Particularly as a Jesuit, though, Father Conroy said he looked to the order’s founder, St. Ignatius of Loyola, who taught the importance of recognizing “godliness in the other.” (In the saint’s time, that meant Protestants, not the Tea Party or liberals.) The chaplain has also been striving to understand why the House can seem so resistant to that generosity of spirit.
“One of the things that’s true today that hasn’t been true of the past 30 years is that there are fewer civilizing forces,” he said in a mid-December interview. “The members’ families don’t live here. It’s easier on Friday to get on a plane and go home. So Congressman A’s spouse isn’t friends with Congressman Z’s. Or their kids don’t play together. You have no social bonding at all. The only relationship those congressmen have is as opponents.”
With its six-year terms and polite protocols, the Senate is at least in theory constructed for friendship and compromise. But it is also, as Dr. Black pointed out, the arena for two parties, two philosophies, two historical narratives, two analytical lenses. Its rules regarding filibuster and cloture put obstructive power in the hands of a determined minority.

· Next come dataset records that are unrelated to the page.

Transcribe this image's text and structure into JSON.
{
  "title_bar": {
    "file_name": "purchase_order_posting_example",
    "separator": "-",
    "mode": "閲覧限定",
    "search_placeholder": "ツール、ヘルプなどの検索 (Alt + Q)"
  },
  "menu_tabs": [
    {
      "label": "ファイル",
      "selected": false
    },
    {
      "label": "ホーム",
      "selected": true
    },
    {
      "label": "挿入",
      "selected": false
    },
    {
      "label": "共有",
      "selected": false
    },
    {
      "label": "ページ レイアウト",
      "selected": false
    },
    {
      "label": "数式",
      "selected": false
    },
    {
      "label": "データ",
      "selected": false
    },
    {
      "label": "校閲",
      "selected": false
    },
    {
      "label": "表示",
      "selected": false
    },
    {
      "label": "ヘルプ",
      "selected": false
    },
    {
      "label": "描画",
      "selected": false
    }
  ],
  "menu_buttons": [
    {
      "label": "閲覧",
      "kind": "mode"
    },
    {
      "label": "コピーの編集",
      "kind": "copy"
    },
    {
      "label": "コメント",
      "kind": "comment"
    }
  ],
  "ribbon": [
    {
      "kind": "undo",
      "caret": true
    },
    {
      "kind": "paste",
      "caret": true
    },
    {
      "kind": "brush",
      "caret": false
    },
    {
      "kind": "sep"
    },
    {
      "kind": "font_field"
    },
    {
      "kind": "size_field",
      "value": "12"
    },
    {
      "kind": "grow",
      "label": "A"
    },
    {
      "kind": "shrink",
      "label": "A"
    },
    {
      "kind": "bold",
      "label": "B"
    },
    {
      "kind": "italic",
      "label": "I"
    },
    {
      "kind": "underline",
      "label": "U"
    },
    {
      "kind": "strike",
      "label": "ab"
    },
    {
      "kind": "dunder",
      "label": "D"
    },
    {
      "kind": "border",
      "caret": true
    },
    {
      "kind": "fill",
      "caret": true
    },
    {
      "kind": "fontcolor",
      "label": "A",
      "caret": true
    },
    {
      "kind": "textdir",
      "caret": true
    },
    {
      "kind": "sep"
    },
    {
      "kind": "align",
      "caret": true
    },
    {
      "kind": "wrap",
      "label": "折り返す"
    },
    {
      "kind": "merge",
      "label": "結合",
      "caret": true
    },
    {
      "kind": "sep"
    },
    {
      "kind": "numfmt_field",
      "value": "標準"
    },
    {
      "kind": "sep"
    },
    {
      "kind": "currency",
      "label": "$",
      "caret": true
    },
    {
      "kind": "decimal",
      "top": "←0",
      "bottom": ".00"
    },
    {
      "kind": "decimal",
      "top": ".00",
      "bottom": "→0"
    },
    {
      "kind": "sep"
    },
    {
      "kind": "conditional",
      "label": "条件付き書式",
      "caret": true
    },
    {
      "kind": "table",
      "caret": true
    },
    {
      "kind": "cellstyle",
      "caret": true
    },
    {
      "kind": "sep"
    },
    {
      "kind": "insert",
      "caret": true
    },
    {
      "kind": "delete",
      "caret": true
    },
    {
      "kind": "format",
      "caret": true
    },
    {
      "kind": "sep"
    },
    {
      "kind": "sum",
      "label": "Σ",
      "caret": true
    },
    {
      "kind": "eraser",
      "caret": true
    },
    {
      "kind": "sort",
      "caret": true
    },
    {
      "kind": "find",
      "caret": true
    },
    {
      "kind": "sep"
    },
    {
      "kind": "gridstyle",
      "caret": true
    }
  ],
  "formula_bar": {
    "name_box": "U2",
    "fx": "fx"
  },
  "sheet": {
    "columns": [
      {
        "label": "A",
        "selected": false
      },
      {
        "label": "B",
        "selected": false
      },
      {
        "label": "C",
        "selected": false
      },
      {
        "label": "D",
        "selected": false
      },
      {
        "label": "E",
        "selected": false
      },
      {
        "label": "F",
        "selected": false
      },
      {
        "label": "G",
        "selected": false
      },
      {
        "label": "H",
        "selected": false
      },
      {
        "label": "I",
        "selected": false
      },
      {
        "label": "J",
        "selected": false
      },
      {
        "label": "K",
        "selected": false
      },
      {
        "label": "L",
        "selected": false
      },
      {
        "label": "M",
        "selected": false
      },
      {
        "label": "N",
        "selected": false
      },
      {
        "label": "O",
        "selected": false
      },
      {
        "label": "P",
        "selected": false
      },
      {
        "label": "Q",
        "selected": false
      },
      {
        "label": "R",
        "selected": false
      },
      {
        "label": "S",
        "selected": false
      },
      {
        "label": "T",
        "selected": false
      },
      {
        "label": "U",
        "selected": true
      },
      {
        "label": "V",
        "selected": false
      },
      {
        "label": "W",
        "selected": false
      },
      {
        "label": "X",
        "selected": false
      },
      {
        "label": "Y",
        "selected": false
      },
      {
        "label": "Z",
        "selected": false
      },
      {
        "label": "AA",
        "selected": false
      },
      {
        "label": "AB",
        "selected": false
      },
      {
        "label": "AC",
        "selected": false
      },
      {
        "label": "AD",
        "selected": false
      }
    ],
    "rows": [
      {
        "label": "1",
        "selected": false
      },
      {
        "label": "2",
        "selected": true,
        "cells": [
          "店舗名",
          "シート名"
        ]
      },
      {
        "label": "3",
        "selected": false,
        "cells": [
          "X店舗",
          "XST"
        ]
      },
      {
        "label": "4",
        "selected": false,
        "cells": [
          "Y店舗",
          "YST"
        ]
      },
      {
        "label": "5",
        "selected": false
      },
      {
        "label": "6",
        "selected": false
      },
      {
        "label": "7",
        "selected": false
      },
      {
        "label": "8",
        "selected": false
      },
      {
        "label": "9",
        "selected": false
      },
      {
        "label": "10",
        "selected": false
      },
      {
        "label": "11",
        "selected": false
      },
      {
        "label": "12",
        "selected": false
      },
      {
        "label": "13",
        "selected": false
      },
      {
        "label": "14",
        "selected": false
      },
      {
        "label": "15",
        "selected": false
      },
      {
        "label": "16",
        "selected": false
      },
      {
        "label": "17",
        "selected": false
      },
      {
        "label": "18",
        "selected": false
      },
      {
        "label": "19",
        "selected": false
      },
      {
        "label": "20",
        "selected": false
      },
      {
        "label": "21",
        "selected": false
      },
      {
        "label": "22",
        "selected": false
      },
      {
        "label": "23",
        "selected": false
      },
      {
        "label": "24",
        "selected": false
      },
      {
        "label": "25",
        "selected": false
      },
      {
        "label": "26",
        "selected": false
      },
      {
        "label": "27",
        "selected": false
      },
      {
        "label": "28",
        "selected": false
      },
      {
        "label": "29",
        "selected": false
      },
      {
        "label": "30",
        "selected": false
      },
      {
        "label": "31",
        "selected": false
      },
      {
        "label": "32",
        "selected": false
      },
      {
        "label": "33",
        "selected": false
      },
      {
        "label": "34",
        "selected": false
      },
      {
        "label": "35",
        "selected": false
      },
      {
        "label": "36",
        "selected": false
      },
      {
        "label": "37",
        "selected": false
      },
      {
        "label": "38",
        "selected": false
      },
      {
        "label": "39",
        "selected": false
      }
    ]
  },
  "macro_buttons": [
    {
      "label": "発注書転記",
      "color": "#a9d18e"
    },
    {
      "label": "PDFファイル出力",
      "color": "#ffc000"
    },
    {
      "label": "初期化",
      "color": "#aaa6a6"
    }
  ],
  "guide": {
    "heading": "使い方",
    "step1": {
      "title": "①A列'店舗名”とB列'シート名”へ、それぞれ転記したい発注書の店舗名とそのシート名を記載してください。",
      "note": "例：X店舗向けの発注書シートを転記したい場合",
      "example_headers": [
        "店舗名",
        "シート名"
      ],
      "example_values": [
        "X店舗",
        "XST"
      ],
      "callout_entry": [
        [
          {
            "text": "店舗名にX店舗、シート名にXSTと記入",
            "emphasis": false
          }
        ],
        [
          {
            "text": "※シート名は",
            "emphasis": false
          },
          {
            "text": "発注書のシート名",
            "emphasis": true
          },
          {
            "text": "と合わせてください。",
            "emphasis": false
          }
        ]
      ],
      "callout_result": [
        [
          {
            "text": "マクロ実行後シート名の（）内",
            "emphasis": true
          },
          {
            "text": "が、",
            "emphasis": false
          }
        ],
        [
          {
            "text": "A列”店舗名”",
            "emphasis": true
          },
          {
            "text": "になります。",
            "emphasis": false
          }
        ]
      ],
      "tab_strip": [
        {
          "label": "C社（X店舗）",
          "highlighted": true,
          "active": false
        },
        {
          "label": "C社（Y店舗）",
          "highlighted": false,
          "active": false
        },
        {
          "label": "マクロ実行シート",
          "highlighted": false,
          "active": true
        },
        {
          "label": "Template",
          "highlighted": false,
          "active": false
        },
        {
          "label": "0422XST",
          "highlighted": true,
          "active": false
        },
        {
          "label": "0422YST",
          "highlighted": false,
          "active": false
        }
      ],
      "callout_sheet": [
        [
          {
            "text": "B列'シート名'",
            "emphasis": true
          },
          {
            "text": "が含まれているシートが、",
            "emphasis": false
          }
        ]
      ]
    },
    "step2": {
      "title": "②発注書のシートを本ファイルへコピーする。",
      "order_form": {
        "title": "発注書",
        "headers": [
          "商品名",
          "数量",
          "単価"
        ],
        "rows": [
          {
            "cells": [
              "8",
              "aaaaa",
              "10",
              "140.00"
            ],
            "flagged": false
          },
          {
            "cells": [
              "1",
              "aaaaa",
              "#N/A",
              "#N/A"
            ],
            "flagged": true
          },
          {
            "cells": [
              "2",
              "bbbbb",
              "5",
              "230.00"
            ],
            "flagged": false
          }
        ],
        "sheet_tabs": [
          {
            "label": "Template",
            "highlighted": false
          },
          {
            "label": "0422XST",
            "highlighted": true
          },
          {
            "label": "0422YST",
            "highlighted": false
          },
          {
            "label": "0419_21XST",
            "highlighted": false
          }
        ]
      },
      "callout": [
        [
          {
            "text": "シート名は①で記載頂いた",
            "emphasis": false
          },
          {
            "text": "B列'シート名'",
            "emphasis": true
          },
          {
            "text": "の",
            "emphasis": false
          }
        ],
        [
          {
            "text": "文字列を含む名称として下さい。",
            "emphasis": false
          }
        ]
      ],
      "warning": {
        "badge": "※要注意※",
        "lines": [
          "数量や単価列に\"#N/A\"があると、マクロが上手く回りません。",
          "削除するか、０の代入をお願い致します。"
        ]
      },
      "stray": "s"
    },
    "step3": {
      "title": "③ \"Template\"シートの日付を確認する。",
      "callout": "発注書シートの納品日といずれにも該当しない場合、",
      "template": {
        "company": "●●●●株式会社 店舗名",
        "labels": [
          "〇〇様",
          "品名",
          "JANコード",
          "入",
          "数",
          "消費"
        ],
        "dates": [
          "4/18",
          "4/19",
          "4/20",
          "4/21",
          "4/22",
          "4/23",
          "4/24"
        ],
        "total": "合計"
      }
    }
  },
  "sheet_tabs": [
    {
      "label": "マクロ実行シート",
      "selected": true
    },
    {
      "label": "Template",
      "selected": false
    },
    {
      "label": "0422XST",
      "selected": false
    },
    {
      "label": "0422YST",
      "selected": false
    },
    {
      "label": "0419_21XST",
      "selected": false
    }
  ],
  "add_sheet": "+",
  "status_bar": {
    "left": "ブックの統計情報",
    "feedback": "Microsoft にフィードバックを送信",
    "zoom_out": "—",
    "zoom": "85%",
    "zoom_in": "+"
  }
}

“I’m amazed there’s as much civility as there is,” Dr. Black said. “I am gratified to see people of faith, who may be re-enacting the Thrilla in Manila in the chamber, holding hands at a prayer breakfast. I have a unique window that the general public doesn’t have.”
What both chaplains yearn for is a public with perspective on itself. The warring senators and representatives of Washington did not wind up there by accident or coincidence. Somebody elected them. To put it scripturally, Father Conroy said he finds himself thinking of Luke 6:41: “Why do you see the speck that is in your brother’s eye but do not notice the log that is in your own eye?”
“The American Congress,” he said, “represents the American people. Is it any surprise they got what they voted for? It’s easier to blame Congress than to look in the mirror.”